The doctors contacted the Kelly Group and wrote to a national newspaper. They said: 'To die from haemorrhage, Dr Kelly would have had to lose about five pints of blood. It is unlikely from his stated injury that he would have lost more than a pint.'
Another medical expert and Fellow of the Royal College of Pathologists, Dr A Peter Fletcher, added in a letter to the press: 'Anybody who has seen five pints of blood spurted forcefully out of a severed artery will know that there is one hell of a mess.'
'The two searchers who found the body did not even notice that Kelly had incised his wrist with a knife.' A fifth medic, Professor Simon Kay, a plastic surgery consultant at Leeds Teaching Hospital, was even more robust when he entered the Dr Kelly debate.
He said: 'The popular view that a slit wrist is likely to prove fatal is far wide of the mark. The natural and protective response of a divided artery is to constrict and prevent life-threatening haemorrhage.
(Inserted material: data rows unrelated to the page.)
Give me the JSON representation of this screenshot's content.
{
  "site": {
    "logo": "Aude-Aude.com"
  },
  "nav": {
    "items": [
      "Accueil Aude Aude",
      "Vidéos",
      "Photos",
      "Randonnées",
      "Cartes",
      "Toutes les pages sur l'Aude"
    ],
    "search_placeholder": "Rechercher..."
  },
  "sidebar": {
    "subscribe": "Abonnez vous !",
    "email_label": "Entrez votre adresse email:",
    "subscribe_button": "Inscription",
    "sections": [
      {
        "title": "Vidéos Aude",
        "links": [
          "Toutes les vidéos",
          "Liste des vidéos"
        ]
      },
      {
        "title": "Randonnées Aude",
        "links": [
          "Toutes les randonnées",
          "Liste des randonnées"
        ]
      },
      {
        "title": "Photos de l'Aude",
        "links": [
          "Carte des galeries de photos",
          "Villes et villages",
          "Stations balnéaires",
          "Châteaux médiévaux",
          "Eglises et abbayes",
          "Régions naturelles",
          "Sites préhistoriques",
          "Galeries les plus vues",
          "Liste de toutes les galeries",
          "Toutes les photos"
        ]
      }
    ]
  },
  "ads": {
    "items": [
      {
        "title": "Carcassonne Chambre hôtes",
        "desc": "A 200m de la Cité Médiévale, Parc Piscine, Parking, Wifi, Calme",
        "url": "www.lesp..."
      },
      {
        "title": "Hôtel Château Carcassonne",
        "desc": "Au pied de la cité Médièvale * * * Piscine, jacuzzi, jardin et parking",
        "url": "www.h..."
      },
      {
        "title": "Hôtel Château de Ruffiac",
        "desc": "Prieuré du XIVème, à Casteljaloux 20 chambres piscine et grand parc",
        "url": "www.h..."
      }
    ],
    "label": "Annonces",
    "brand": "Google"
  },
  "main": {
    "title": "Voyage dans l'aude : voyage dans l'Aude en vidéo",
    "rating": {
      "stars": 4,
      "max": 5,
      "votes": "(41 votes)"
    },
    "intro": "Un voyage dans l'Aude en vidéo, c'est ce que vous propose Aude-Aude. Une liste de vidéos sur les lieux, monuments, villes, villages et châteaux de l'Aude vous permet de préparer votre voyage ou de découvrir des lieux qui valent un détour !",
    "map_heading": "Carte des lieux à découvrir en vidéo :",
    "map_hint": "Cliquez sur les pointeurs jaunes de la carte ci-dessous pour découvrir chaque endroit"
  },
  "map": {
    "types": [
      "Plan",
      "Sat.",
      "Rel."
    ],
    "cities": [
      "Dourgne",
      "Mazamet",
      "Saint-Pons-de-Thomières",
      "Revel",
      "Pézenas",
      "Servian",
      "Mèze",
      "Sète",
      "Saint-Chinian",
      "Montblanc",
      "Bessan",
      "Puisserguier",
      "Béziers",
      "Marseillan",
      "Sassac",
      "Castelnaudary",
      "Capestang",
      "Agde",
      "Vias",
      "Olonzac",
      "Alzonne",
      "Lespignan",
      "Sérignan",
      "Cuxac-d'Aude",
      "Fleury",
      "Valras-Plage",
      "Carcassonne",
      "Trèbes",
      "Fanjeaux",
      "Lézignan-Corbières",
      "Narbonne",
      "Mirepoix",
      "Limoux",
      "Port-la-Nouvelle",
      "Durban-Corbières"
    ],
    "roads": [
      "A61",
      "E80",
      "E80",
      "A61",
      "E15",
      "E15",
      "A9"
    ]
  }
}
'Ways around this might include lying in a hot bath... but certainly do not include lying in a cold field.' There are other tantalising questions. Why did David Kelly, a world-class scientist, choose to kill himself with what emerged at the Hutton Inquiry to be a blunt knife? And why did he choose the ulnar artery, deep inside the wrist, which is hard to get at and extremely unlikely to lead to death?
Martin Birnstingl, one of the country's most respected vascular surgeons, insists it would be virtually impossible for Dr Kelly to die by severing the ulnar artery on the little finger side of his inner wrist. Mr Birnstingl was until recently President of the Vascular Surgical Society of Great Britain and is a former consultant at Barts Hospital, London.
He told the Mail: 'I have never, in my experience, heard of a case where someone has died after cutting their ulnar artery. And I have seen plenty of suicides.
'The minute the blood pressure falls, after a few minutes, this artery would stop bleeding. It would spray blood about and make a mess but it would soon cease. 'Kelly was in the know. He was a scientist. People normally try to slash the radial artery in their wrist, the one which is used to take a pulse. Or if they are really intent on death, they cut the artery in their groin.'
At the very least, it was an extraordinarily painful and uncertain suicide method for the former head of microbiology at the research establishment of Porton Down; a man who was a world authority on toxic substances.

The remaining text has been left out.